On motion pursuant to 37 CFR § 2.120(d)(2), the Board may by order specify the place and the manner in which the documents are to be produced, and in situations involving electronically stored information, the form of production. The Board may, for example, order that the responding party photocopy the documents designated in a request and mail the photocopies to the requesting party when the responding party has unreasonably refused to produce documents. [ Note 11.]

NOTES:

 1.   See Electronic Industries Association v. Potega, 50 USPQ2d 1775, 1777 (TTAB 1998); Unicut Corp. v. Unicut, Inc., 220 USPQ 1013, 1015 (TTAB 1983); Georgia-Pacific Corp. v. Great Plains Bag Co., 190 USPQ 193, 195 (TTAB 1976).

 2.   No Fear Inc. v. Rule, 54 USPQ2d 1551, 1555 (TTAB 2000).

 3.   Fed. R. Civ. P. 34(b)(2)(E)(i).

 4.   See No Fear Inc. v. Rule, 54 USPQ2d 1551, 1555 (TTAB 2000); Electronic Industries Association v. Potega, 50 USPQ2d 1775, 1777 (TTAB 1998).

 5.   . Influance Inc. v. Zuker, 88 USPQ2d 1859, 1861 (TTAB 2008) (most efficient means of making initial disclosures of documents and the option the Board encourages parties to use is to actually exchange copies of disclosed documents rather than merely identifying location).

 6.   MISCELLANEOUS CHANGES TO TRADEMARK TRIAL AND APPEAL BOARD RULES, 72 Fed. Reg. 42242, 42245 and 42252 (August 1, 2007); 37 CFR § 2.120(a)(2); Fed. R. Civ. P. 26(f).

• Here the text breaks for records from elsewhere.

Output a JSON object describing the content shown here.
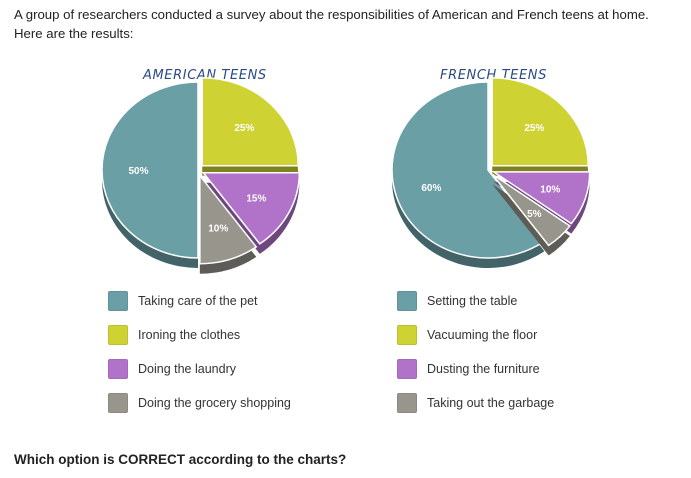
{
  "intro": "A group of researchers conducted a survey about the responsibilities of American and French teens at home. Here are the results:",
  "question": "Which option is CORRECT according to the charts?",
  "chart_data": [
    {
      "type": "pie",
      "title": "AMERICAN TEENS",
      "categories": [
        "Taking care of the pet",
        "Ironing the clothes",
        "Doing the laundry",
        "Doing the grocery shopping"
      ],
      "values": [
        50,
        25,
        15,
        10
      ],
      "labels": [
        "50%",
        "25%",
        "15%",
        "10%"
      ],
      "colors": [
        "#6a9fa6",
        "#cfd233",
        "#b073c9",
        "#97958c"
      ],
      "legend_position": "bottom"
    },
    {
      "type": "pie",
      "title": "FRENCH TEENS",
      "categories": [
        "Setting the table",
        "Vacuuming the floor",
        "Dusting the furniture",
        "Taking out the garbage"
      ],
      "values": [
        60,
        25,
        10,
        5
      ],
      "labels": [
        "60%",
        "25%",
        "10%",
        "5%"
      ],
      "colors": [
        "#6a9fa6",
        "#cfd233",
        "#b073c9",
        "#97958c"
      ],
      "legend_position": "bottom"
    }
  ]
}
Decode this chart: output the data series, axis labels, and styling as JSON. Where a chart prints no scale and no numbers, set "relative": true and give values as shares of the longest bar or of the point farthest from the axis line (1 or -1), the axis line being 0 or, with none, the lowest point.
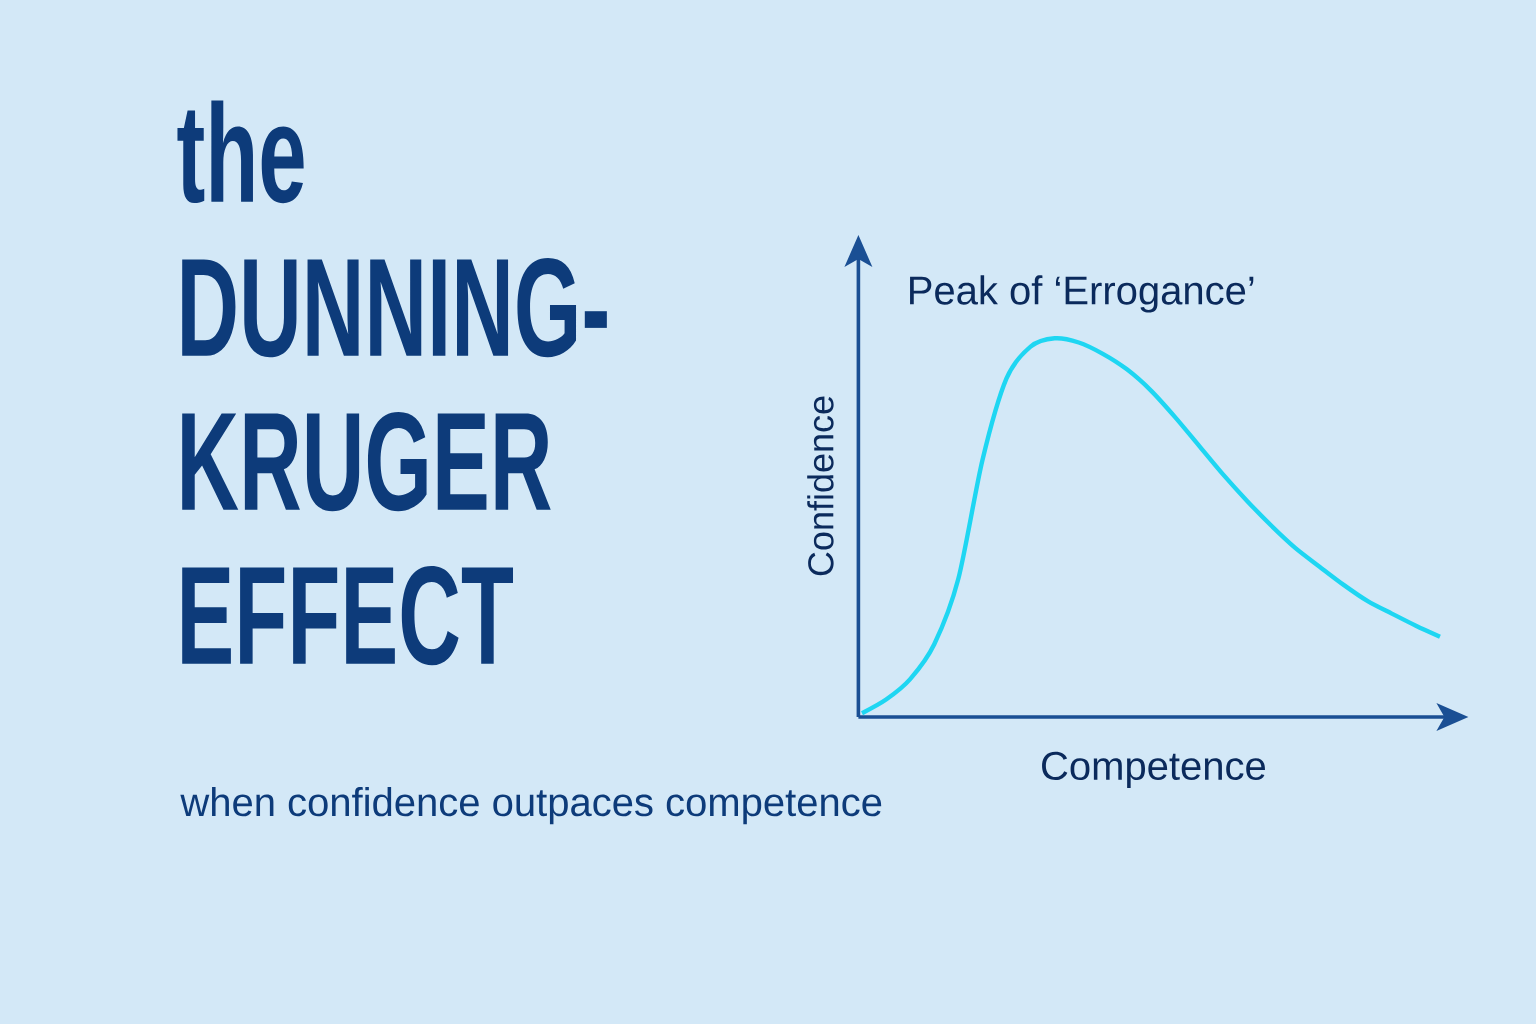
{
  "chart_data": {
    "type": "line",
    "title": "the DUNNING-KRUGER EFFECT",
    "subtitle": "when confidence outpaces competence",
    "xlabel": "Competence",
    "ylabel": "Confidence",
    "annotations": [
      "Peak of ‘Errogance’"
    ],
    "relative": true,
    "categories": [
      null,
      null,
      null,
      null,
      null,
      null,
      null,
      null,
      null,
      null,
      null,
      null,
      null,
      null,
      null,
      null,
      null,
      null,
      null,
      null,
      null,
      null,
      null,
      null,
      null
    ],
    "series": [
      {
        "color": "#1ed6f2",
        "values": [
          0.01,
          0.046,
          0.1,
          0.192,
          0.365,
          0.678,
          0.894,
          0.978,
          1.0,
          0.989,
          0.959,
          0.918,
          0.862,
          0.792,
          0.716,
          0.64,
          0.57,
          0.505,
          0.446,
          0.397,
          0.349,
          0.306,
          0.273,
          0.241,
          0.212
        ]
      }
    ]
  }
}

 7.   Fed. R. Civ. P. 34(b)(2)(E)(ii). See Fed. R. Civ. P. 34 Advisory Committee’s notes (2006 Amendment). Cf. Frito-Lay North America Inc. v. Princeton Vanguard LLC, 100 USPQ2d 1904, 1908 (TTAB 2011) (where the parties only agreed as to form of production, not as to other aspects such as a protocol for identifying and segregating potentially responsive ESI, applicant cannot insist that opposer start its ESI search and production over).

 8.   Fed. R. Civ. P. 34 Advisory Committee’s notes (2006 Amendment Rule 34, Subdivision (b)).

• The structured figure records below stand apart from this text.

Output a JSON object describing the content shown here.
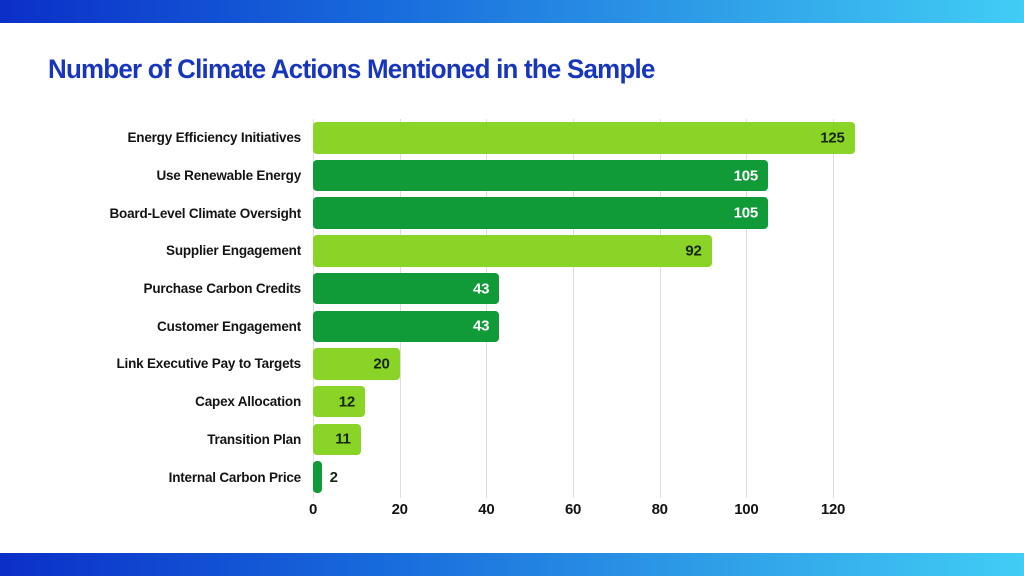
{
  "slide": {
    "title": "Number of Climate Actions Mentioned in the Sample",
    "title_color": "#1836BD",
    "accent_gradient_start": "#0B2FC8",
    "accent_gradient_end": "#41CDF5"
  },
  "chart_data": {
    "type": "bar",
    "orientation": "horizontal",
    "title": "Number of Climate Actions Mentioned in the Sample",
    "categories": [
      "Energy Efficiency Initiatives",
      "Use Renewable Energy",
      "Board-Level Climate Oversight",
      "Supplier Engagement",
      "Purchase Carbon Credits",
      "Customer Engagement",
      "Link Executive Pay to Targets",
      "Capex Allocation",
      "Transition Plan",
      "Internal Carbon Price"
    ],
    "values": [
      125,
      105,
      105,
      92,
      43,
      43,
      20,
      12,
      11,
      2
    ],
    "bar_color_keys": [
      "light",
      "dark",
      "dark",
      "light",
      "dark",
      "dark",
      "light",
      "light",
      "light",
      "dark"
    ],
    "bar_palette": {
      "light": "#8AD427",
      "dark": "#119B38"
    },
    "value_label_inside": [
      true,
      true,
      true,
      true,
      true,
      true,
      true,
      true,
      true,
      false
    ],
    "value_label_colors": {
      "on_light": "#152612",
      "on_dark": "#FFFFFF",
      "outside": "#152612"
    },
    "x_ticks": [
      0,
      20,
      40,
      60,
      80,
      100,
      120
    ],
    "xlim": [
      0,
      135
    ],
    "grid": true,
    "gridline_color": "#DEDEDE",
    "xlabel": "",
    "ylabel": ""
  }
}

 9.   Fed. R. Civ. P. 34 Advisory Committee’s notes (2006 Amendment Rule 34, Subdivision (b)).

 10.   Fed. R. Civ. P. 34(b)(2)(E)(iii).

 11.   See No Fear Inc. v. Rule, 54 USPQ2d 1551, 1555 (TTAB 2000) (at the responding party’s expense as a discovery sanction); Electronic Industries Association v. Potega, 50 USPQ2d 1775, 1778 (TTAB 1998) (at responding party’s expense, as a discovery sanction); Unicut Corp. v. Unicut, Inc., 220 USPQ 1013 (TTAB 1983) (at the requesting party’s expense).